Emin Misiniz
Eminim, son kararım...
Gerçekten "emin" misiniz?
Bilmem kaç dakika düşündükten sonra verdiğimiz kararın doğruluğundan şüphemiz olmadığını teyit etmek için kullanılan ve kalıplaşmış bu kavram; sadece yarışma programlarında geçen ve bu kadar basit bir mevzu değildir şüphesiz.
Emin olmak insanoğlunun dünyada iken kazanabileceği en büyük şereflerden birisidir. Emin insan dürüsttür, yalan konuşmaz; emanete sahip çıkar hıyanet etmez; sırrı tutar ihanet etmez; düzgün tartar sahtekârlık yapmaz; adildir adaletsizlik onun kitabında yazmaz... Velhasıl kelam hakkı hak bilip hakka ittiba, batılı batıl bilip batıldan içtinap etmeye gayret edendir. Emin insanlara günümüzde ne kadar az da rastlasak yine de tarihe ismini altın olmasa da silinmez harflerle yazdırmış; bu büyük şerefe nail olmuş ve emin olmanın ne idüğünü ve nasılını göstermiş nice yiğitler gelip geçmiştir.
“Ümmettin Emini” olarak Peygamber Efendimiz aleyhisselam tarafından onaylanmış büyük sahabe Ebu Ubeyde bin Cerrah r anhı anlatırken şöyle bir rivayete yer veriyor: “ Abdullah b. Amr şöyle derdi: Kureyş’ten üç kişi vardır ki onlar bu ümmetin en önde gelenleri, ahlakı en güzel, hayâ duygusu en fazla olanlarıdır.

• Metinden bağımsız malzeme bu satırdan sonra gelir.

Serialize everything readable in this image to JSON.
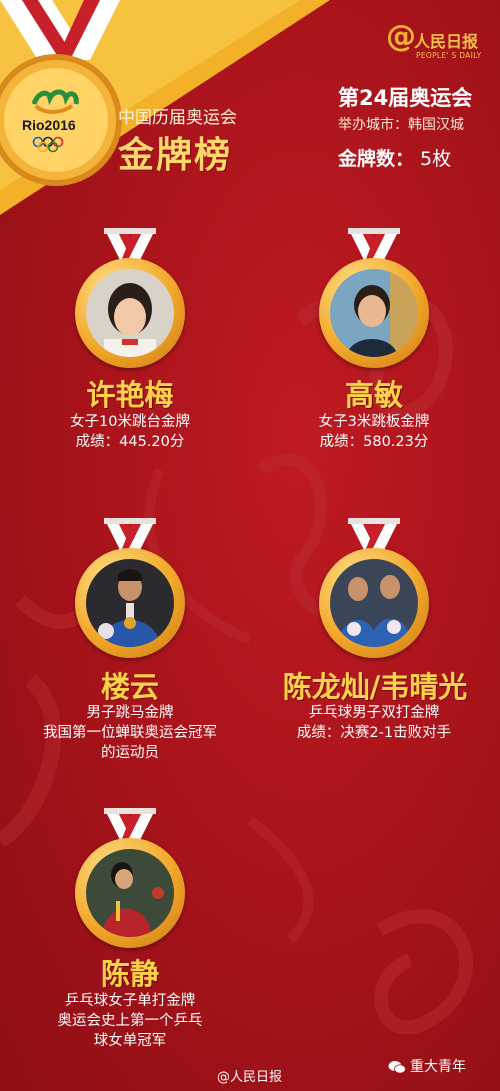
{
  "brand": {
    "name": "人民日报",
    "en": "PEOPLE' S DAILY"
  },
  "logo": {
    "text": "Rio2016"
  },
  "header": {
    "subtitle": "中国历届奥运会",
    "title": "金牌榜"
  },
  "games": {
    "title": "第24届奥运会",
    "city": "举办城市：韩国汉城",
    "medal_label": "金牌数：",
    "medal_count": "5枚"
  },
  "athletes": [
    {
      "name": "许艳梅",
      "lines": [
        "女子10米跳台金牌",
        "成绩：445.20分"
      ],
      "photo": "portrait-young-woman"
    },
    {
      "name": "高敏",
      "lines": [
        "女子3米跳板金牌",
        "成绩：580.23分"
      ],
      "photo": "portrait-smiling-diver"
    },
    {
      "name": "楼云",
      "lines": [
        "男子跳马金牌",
        "我国第一位蝉联奥运会冠军",
        "的运动员"
      ],
      "photo": "gymnast-with-flowers"
    },
    {
      "name": "陈龙灿/韦晴光",
      "lines": [
        "乒乓球男子双打金牌",
        "成绩：决赛2-1击败对手"
      ],
      "photo": "two-players-with-flowers"
    },
    {
      "name": "陈静",
      "lines": [
        "乒乓球女子单打金牌",
        "奥运会史上第一个乒乓",
        "球女单冠军"
      ],
      "photo": "table-tennis-player"
    }
  ],
  "footer": {
    "weibo": "@人民日报",
    "wechat": "重大青年"
  },
  "colors": {
    "background": "#a8141c",
    "gold": "#ffd24a",
    "accent": "#f2a82a"
  }
}
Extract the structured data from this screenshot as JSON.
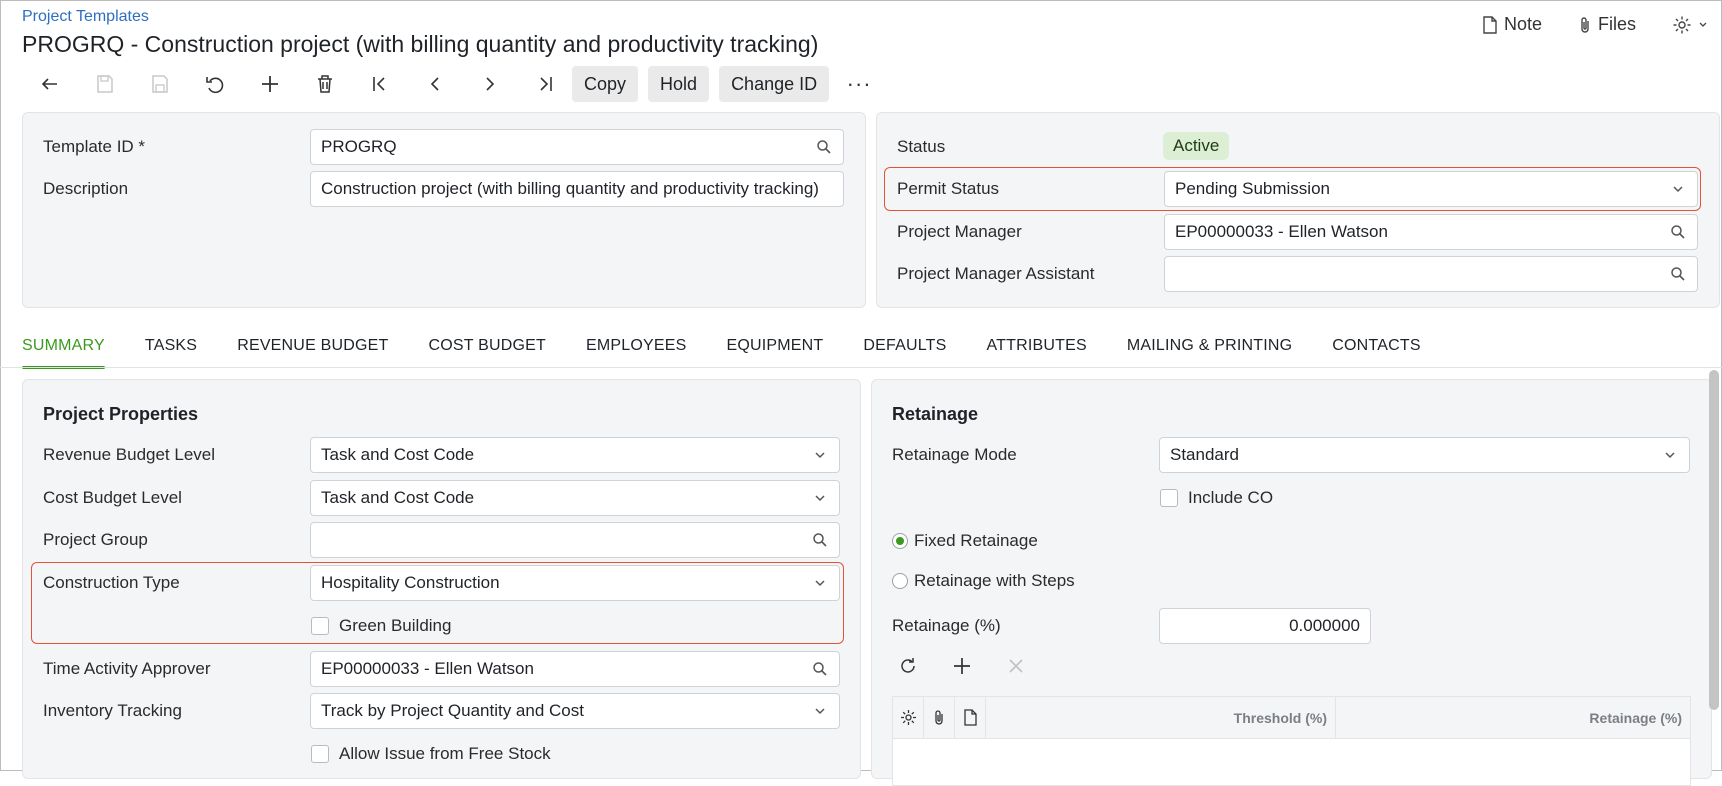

Konuşunca sana asla yalan söylemezler ve sen konuşurken açığını aramazlar. Bunlar Ebû Bekir, Osman ve Ebû Ubeyde b. Cerrâh’tır.”
Sonrasında da eminliğin iki şekilde tanımını yapıyor:
1- Asla yalan söylememek,
2- Konuşanın açığını aramamak, dediklerini yanlış anlamamak.
Burada ikinci hususa dikkat edelim. ‘Sen konuşurken senin açığını aramazlar!’ Üzülerek belirtelim ki insanlarımız hep birbirinin açığını arar olmuş, her konuşulanı yanlış anlar olmuş ve bu sebepten nice kardeş, akraba, dost birbirleriyle konuşmaz olmuştur. Hüsnü zan emredilirken ve su-i zan yasaklanmışken nedir bu bizim birbirimizi çekememezliğimiz? Bu durum üzerinde düşünülmesi ve acilen kendimize çeki düzen vermesi gerekiyor. Yani emin kişi söz söyleyeni dinler ve konuşanın sözünü yanlış anlamaz, farklı yönlere çekmez. Ne kadar yanlış anlaşılmaya müsait de olsa dinleyen ve emin olan Müslüman dinlediğini hüsnü zan ile anlamaya çalışır.
Dinlemeye dikkat ederken konuşma mevzuna daha fazla hassasiyet göstermemiz gerektiği unutulmamalı. İsra Suresi 53. ayeti.
“Kullarıma söyle, sözün en güzelini söylesinler. Sonra şeytan aralarını bozar. Çünkü şeytan, insanın apaçık düşmanıdır.”